Why must bitfields sum to a multiple of a byte?

[Era Scarecrow]

On Monday, 30 July 2012 at 23:41:39 UTC, Andrej Mitrovic wrote:
> On 7/31/12, Era Scarecrow <rtcvb32 at yahoo.com> wrote:
>> And likely one I'll be working on fairly soon. I've been 
>> concentrating on the BitArray, but I'll get more of the 
>> bitfields very very soon.
>
> Cool. What about the Max limit of 64bits per bitfield 
> instantiation? I don't suppose this is common in C++ but I 
> wouldn't know..

  The limitation is based on what kind of types you can use. If 
you want a field 1000 bits long, i don't see why not; But 
obviously you can't treat it like an int or bool. (No cheap way 
to make a BigInt here :P), and packing say a struct, it would be 
slow since it has to copy each bit individually, or if it's byte 
aligned, by bytes.

  It assumes the largest type we can currently use which is ulong, 
if cent ever gets properly added, then 128bits will become 
available.

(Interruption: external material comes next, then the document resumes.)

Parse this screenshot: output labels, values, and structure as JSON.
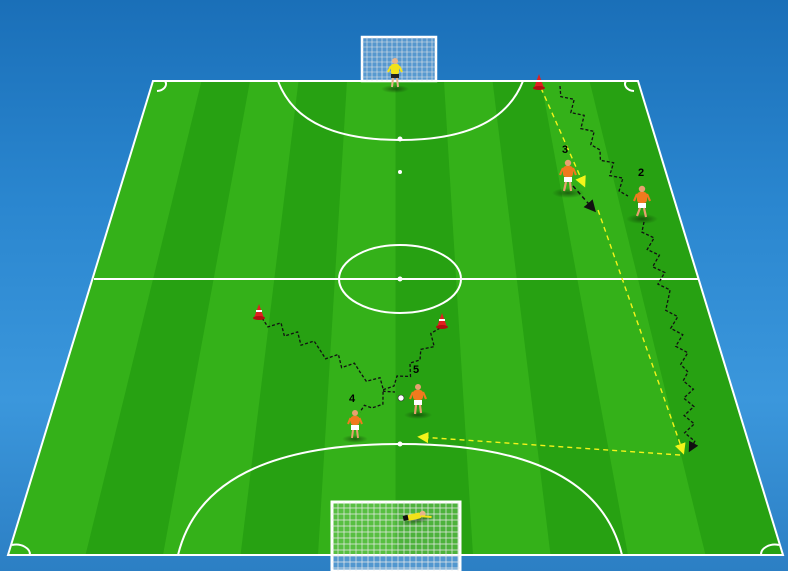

If they want to go higher than likely type 'dime' or 
'nickel' or bicent (256bits? :P) can be used once the template is 
modified. Maybe tricent can be 384 and quadcent can be 512.... 
Mmmm :) or it could just be large256, ularge256.

  As for the 'why', is that all of the bitfields work by assuming 
bit-shifting and low level binary operators to do the job. So, 2 
for 4 ints would be

int value;
int a() @property {
   return value & 0x7;
}
void a(int v) @property {
   value &= ~0x7;
   value |= v & 0x7;
}

int b() @property {
   return (value>>4) & 0x7;
}
void a(int v) @property {
   value &= ~(0x7 << 4);
   value |= (v & 0x7) << 4;
}

  That may be flawed but it gives you a basic idea.